Lingkaran.net - Elektabilitas Partai Demokrat di Jawa Timur mengalami dinamika dalam setahun terakhir. Setelah sempat berada di angka 12,5 persen pada Oktober 2025, elektabilitas Demokrat disebut turun hingga sekitar 9 persen pada Februari 2026. Kurang masifnya pergerakan partai di tingkat bawah dinilai menjadi salah satu penyebab penurunan tersebut.
Direktur Accurate Research and Consulting Indonesia (ARCI), Baihaki Sirajt, mengatakan hasil survei lembaganya menunjukkan adanya korelasi antara intensitas pergerakan mesin partai dengan tingkat elektabilitas. Ketika konsolidasi dan aktivitas partai masif, tingkat dukungan masyarakat cenderung ikut terdongkrak.

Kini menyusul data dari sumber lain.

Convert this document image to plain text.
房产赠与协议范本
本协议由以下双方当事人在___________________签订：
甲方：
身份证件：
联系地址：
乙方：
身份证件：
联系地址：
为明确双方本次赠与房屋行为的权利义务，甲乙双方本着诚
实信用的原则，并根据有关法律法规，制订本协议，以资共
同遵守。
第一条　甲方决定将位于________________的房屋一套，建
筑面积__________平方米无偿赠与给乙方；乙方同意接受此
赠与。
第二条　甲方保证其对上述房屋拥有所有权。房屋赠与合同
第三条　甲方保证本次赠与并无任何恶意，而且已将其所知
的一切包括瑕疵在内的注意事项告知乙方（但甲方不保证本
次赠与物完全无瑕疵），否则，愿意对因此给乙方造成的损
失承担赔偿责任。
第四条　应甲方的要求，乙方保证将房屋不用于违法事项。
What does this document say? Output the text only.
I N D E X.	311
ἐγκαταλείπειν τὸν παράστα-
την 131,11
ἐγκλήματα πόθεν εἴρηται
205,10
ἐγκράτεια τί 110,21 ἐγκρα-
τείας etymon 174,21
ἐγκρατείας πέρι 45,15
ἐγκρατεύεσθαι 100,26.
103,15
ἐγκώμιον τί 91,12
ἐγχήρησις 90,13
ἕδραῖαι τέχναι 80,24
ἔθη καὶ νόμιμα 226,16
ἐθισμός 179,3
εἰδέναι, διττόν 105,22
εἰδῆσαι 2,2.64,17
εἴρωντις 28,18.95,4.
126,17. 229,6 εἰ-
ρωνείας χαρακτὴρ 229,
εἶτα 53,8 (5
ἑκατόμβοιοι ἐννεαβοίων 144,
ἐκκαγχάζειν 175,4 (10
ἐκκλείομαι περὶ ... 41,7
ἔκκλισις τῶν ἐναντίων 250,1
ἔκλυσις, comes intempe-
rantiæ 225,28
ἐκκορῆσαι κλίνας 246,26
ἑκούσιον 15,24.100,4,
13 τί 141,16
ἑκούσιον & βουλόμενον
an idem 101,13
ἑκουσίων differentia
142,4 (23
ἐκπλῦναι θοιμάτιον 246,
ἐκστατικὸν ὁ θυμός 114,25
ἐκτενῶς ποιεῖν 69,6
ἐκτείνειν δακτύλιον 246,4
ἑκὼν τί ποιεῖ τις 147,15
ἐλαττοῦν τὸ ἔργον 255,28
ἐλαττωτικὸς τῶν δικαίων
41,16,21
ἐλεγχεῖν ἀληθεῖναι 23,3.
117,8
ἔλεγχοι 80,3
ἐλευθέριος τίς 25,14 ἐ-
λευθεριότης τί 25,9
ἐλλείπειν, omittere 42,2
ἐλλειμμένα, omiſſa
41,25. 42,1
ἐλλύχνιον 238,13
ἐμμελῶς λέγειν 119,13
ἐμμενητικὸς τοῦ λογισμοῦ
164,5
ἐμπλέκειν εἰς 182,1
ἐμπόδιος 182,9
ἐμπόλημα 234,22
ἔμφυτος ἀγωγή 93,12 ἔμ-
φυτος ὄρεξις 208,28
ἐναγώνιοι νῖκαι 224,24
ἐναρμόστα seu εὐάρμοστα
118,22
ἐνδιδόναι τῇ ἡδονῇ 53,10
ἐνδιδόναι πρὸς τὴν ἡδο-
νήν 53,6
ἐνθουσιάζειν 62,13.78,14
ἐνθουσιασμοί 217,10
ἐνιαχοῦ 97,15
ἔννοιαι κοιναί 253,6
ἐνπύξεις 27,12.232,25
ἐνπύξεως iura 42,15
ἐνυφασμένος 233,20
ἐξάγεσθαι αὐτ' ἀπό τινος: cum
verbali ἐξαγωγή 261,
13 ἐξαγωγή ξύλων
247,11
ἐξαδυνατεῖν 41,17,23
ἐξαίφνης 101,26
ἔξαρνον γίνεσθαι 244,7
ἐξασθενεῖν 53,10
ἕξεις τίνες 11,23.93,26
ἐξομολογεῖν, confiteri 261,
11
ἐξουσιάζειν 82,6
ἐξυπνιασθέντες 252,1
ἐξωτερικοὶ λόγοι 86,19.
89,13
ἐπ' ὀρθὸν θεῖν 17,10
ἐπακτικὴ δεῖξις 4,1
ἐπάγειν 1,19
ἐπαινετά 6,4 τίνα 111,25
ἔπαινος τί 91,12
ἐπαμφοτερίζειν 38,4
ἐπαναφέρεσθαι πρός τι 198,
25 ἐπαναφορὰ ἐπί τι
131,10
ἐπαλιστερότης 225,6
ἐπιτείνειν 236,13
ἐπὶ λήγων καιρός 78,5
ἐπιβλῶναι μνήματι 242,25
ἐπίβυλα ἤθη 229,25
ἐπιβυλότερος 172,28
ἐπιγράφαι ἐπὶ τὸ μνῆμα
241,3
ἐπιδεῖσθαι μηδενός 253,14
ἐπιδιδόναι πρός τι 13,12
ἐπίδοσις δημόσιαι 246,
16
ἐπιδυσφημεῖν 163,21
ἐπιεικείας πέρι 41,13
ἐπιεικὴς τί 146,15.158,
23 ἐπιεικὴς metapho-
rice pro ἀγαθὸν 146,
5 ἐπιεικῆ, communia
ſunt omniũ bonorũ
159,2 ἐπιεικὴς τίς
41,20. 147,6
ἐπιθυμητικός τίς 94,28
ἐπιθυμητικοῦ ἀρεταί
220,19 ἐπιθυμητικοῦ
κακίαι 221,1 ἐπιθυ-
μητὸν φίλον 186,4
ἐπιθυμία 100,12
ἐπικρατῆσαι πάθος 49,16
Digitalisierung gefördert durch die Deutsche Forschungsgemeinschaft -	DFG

"Pada Oktober 2025 survei ARCI untuk Partai Demokrat meraih 12,5 persen, tapi pada Februari turun menjadi sekitar 9 persen akibat kurang masifnya pergerakan partai. Temuan kami, ketika gerakan partai masif maka secara elektoral juga naik," kata Baihaki, (Jumat 4/9/2026).
Menurutnya, kondisi Demokrat berbeda dengan Partai Gerindra yang dinilai memiliki pergerakan kader di bawah cukup kuat, termasuk melalui pemerintahan daerah.
Hal itu membuat elektabilitas Gerindra relatif terus mengalami peningkatan. Sementara Demokrat di sejumlah daerah Jawa Timur cenderung stagnan.
Baihaki menyebut Pacitan menjadi salah satu daerah yang menunjukkan basis Demokrat relatif stabil. Kekuatan Demokrat juga terlihat di Dapil VII Jawa Timur untuk DPR RI, yang menurutnya tidak terlepas dari efek elektoral Edhie Baskoro Yudhoyono. "Daerah selain Dapil VII relatif stagnan. Kemudian di Dapil VI juga ada pergeseran pemilih," ujarnya.
Meski sempat merosot pada Februari, Baihaki melihat elektabilitas Demokrat mulai kembali bergerak naik.
Menurut dia, salah satu faktornya adalah Ketua DPD Partai Demokrat Jawa Timur Emil Elestianto Dardak yang sejak Juli hingga Agustus 2026 mulai lebih intens membawa identitas partai dalam berbagai aktivitas politik dan konsolidasi.
"Pada waktu survei turun di Februari 2026, konsolidasi Pak Emil belum banyak membawa nama partai. Mulai Juli-Agustus ini Pak Emil sudah lumayan sering membawa nama Partai Demokrat. Sekarang surveinya sudah mulai naik," jelas Baihaki.
Dari sisi pengenalan tokoh, Demokrat dinilai memiliki modal karena figur ketua di tingkat Jawa Timur maupun pusat sama-sama dikenal masyarakat.
Kondisi itu berbeda dengan sejumlah partai lain. Baihaki mencontohkan PSI yang menurut temuan ARCI berada pada kisaran 5 persen, namun pengenalan terhadap ketua partai di tingkat wilayah hanya sekitar 3,5 persen.
Menurutnya, dukungan terhadap PSI lebih banyak dipengaruhi efek figur Joko Widodo. Sementara pada NasDem, masyarakat dinilai lebih mengenal Surya Paloh dibandingkan pengurus partai di tingkat wilayah.
Baihaki menilai peluang Demokrat meningkatkan kembali elektabilitas menuju Pemilu 2029 masih terbuka. Namun, pekerjaan utamanya adalah memperkuat struktur dan konsolidasi hingga tingkat paling bawah.
"Demokrat ini bisa naik lagi asalkan rajin konsolidasi dan memenuhi struktur partai hingga tingkat kelurahan, desa, bahkan RT. Kuncinya struktur partai harus diperkuat sampai tingkat bawah," tegasnya.
Ia mencontohkan kekuatan struktur PKB dan PDI Perjuangan yang menurut temuan ARCI telah menjangkau lebih dari 75 persen struktur di tingkat ranting. Sementara sejumlah partai menengah masih relatif lemah pada level tersebut.
"Kenapa PDIP kuat? Pengurusnya sampai tingkat bawah, bahkan RT. Ini yang membuat mesin partai mudah bergerak dan mudah ditemukan ketika dilakukan sampling," pungkas Baihaki.